First, stop wasting money on environmental malpractice.


2012: InterCon Takes On Basel Action Network

Word came in Friday's E-Scrap News that Intercon Solutions is suing Basel Action Network - for defamation.


E-Stewards asked to Co-Defame (Herbert Block 1950)
BAN's "E-Steward" business model looks to many people like selling insurance against their own defamation campaign.  Whether Intercon Solutions wins, loses, or settles, we should note that they are not alone.  Unfortunately, most of the people being tarred as "primitives", "polluters", "criminals" and "exporters" don't have the wherewithal to sue Basel Action Network.


Eleven months ago, BAN's accusations vs. Intercon Solutions of Chicago Heights domineered the "e-scrap" and "e-waste" news.   My company had traded in a fair amount of "focus materials" with Intercon - CRT Tubes.   We knew that Intercon was passing the CRT Glass Test, which Basel Action Network agreed with us (in 2004) is the #1 indicator of bad behavior.  People called here to warn me that maybe the CRT tubes were going to China.  It was mathematically ridiculous.

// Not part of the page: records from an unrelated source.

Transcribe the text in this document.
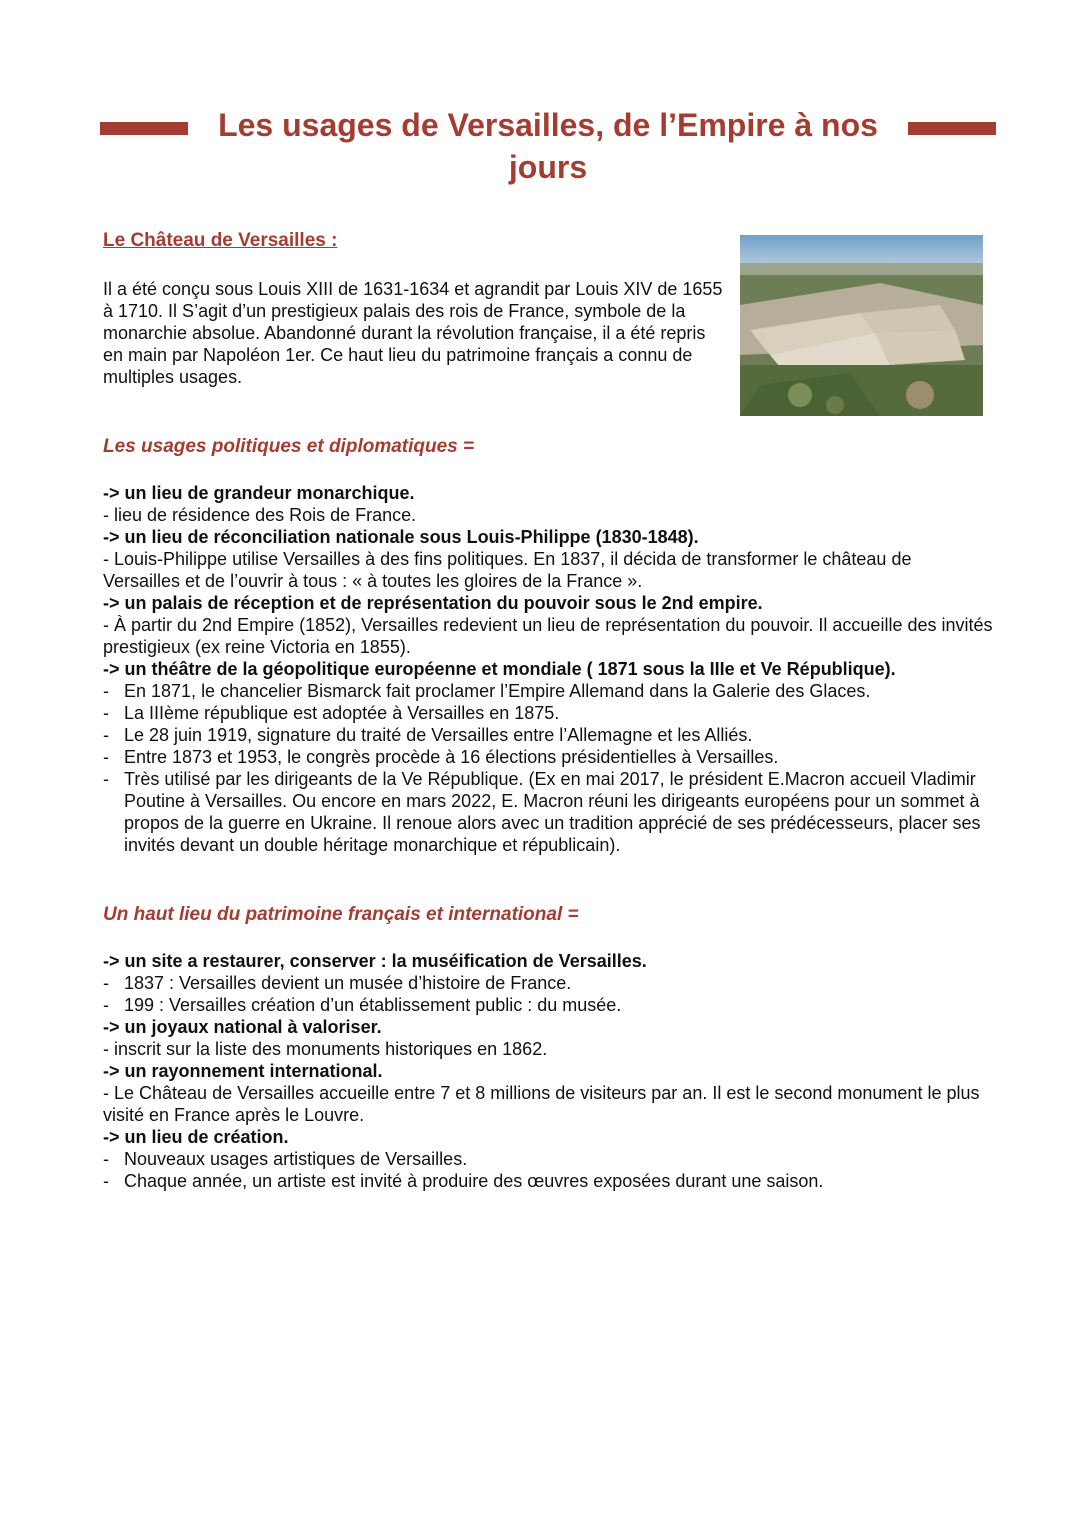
Les usages de Versailles, de l’Empire à nos jours
Le Château de Versailles :

Il a été conçu sous Louis XIII de 1631-1634 et agrandit par Louis XIV de 1655 à 1710. Il S’agit d’un prestigieux palais des rois de France, symbole de la monarchie absolue. Abandonné durant la révolution française, il a été repris en main par Napoléon 1er. Ce haut lieu du patrimoine français a connu de multiples usages.

Les usages politiques et diplomatiques =

-> un lieu de grandeur monarchique.

- lieu de résidence des Rois de France.

-> un lieu de réconciliation nationale sous Louis-Philippe (1830-1848).

- Louis-Philippe utilise Versailles à des fins politiques. En 1837, il décida de transformer le château de Versailles et de l’ouvrir à tous : « à toutes les gloires de la France ».

-> un palais de réception et de représentation du pouvoir sous le 2nd empire.

- À partir du 2nd Empire (1852), Versailles redevient un lieu de représentation du pouvoir. Il accueille des invités prestigieux (ex reine Victoria en 1855).

-> un théâtre de la géopolitique européenne et mondiale ( 1871 sous la IIIe et Ve République).

- En 1871, le chancelier Bismarck fait proclamer l’Empire Allemand dans la Galerie des Glaces.
- La IIIème république est adoptée à Versailles en 1875.
- Le 28 juin 1919, signature du traité de Versailles entre l’Allemagne et les Alliés.
- Entre 1873 et 1953, le congrès procède à 16 élections présidentielles à Versailles.
- Très utilisé par les dirigeants de la Ve République. (Ex en mai 2017, le président E.Macron accueil Vladimir Poutine à Versailles. Ou encore en mars 2022, E. Macron réuni les dirigeants européens pour un sommet à propos de la guerre en Ukraine. Il renoue alors avec un tradition apprécié de ses prédécesseurs, placer ses invités devant un double héritage monarchique et républicain).
Un haut lieu du patrimoine français et international =

-> un site a restaurer, conserver : la muséification de Versailles.

- 1837 : Versailles devient un musée d’histoire de France.
- 199 : Versailles création d’un établissement public : du musée.

-> un joyaux national à valoriser.

- inscrit sur la liste des monuments historiques en 1862.

-> un rayonnement international.

- Le Château de Versailles accueille entre 7 et 8 millions de visiteurs par an. Il est le second monument le plus visité en France après le Louvre.

-> un lieu de création.

- Nouveaux usages artistiques de Versailles.
- Chaque année, un artiste est invité à produire des œuvres exposées durant une saison.
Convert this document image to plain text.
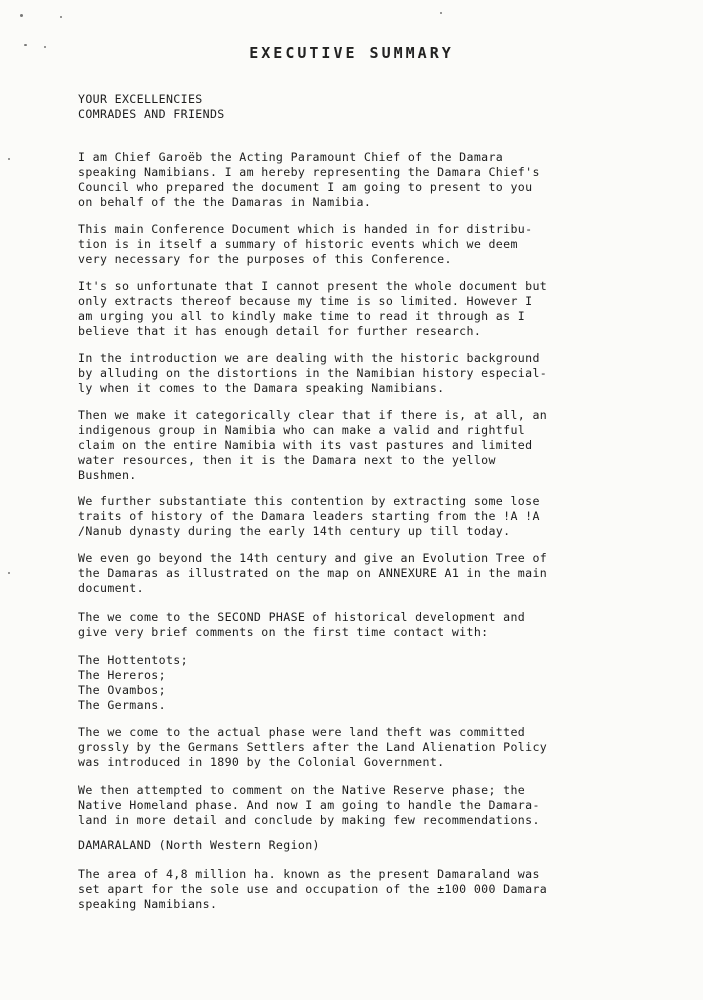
EXECUTIVE SUMMARY
YOUR EXCELLENCIES
COMRADES AND FRIENDS
I am Chief Garoëb the Acting Paramount Chief of the Damara
speaking Namibians. I am hereby representing the Damara Chief's
Council who prepared the document I am going to present to you
on behalf of the the Damaras in Namibia.
This main Conference Document which is handed in for distribu-
tion is in itself a summary of historic events which we deem
very necessary for the purposes of this Conference.
It's so unfortunate that I cannot present the whole document but
only extracts thereof because my time is so limited. However I
am urging you all to kindly make time to read it through as I
believe that it has enough detail for further research.
In the introduction we are dealing with the historic background
by alluding on the distortions in the Namibian history especial-
ly when it comes to the Damara speaking Namibians.
Then we make it categorically clear that if there is, at all, an
indigenous group in Namibia who can make a valid and rightful
claim on the entire Namibia with its vast pastures and limited
water resources, then it is the Damara next to the yellow
Bushmen.
We further substantiate this contention by extracting some lose
traits of history of the Damara leaders starting from the !A !A
/Nanub dynasty during the early 14th century up till today.
We even go beyond the 14th century and give an Evolution Tree of
the Damaras as illustrated on the map on ANNEXURE A1 in the main
document.
The we come to the SECOND PHASE of historical development and
give very brief comments on the first time contact with:
The Hottentots;
The Hereros;
The Ovambos;
The Germans.
The we come to the actual phase were land theft was committed
grossly by the Germans Settlers after the Land Alienation Policy
was introduced in 1890 by the Colonial Government.
We then attempted to comment on the Native Reserve phase; the
Native Homeland phase. And now I am going to handle the Damara-
land in more detail and conclude by making few recommendations.
DAMARALAND (North Western Region)
The area of 4,8 million ha. known as the present Damaraland was
set apart for the sole use and occupation of the ±100 000 Damara
speaking Namibians.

Unfortunately, BAN seemed to have forgotten that lesson.   Rather than do Intercon the courtesy of saying that they passed 80/20 rules for focus material, BAN made it all about a single mysterious container which they photographed and tracked from the Intercon yard to a destination in Hong Kong.   BAN focused on whether a literally anecdotal percentage of Intercon's material was sold to - a person of color.  The story was not about what the material was - cell phones for repair?  laptop batteries?  LCDs? Nor about the capability of the person buying it.   It was about whether the containerload originated at Intercon, and what nationality the buyers were.  The only important thing was whether 1% of something was sold to a person in China.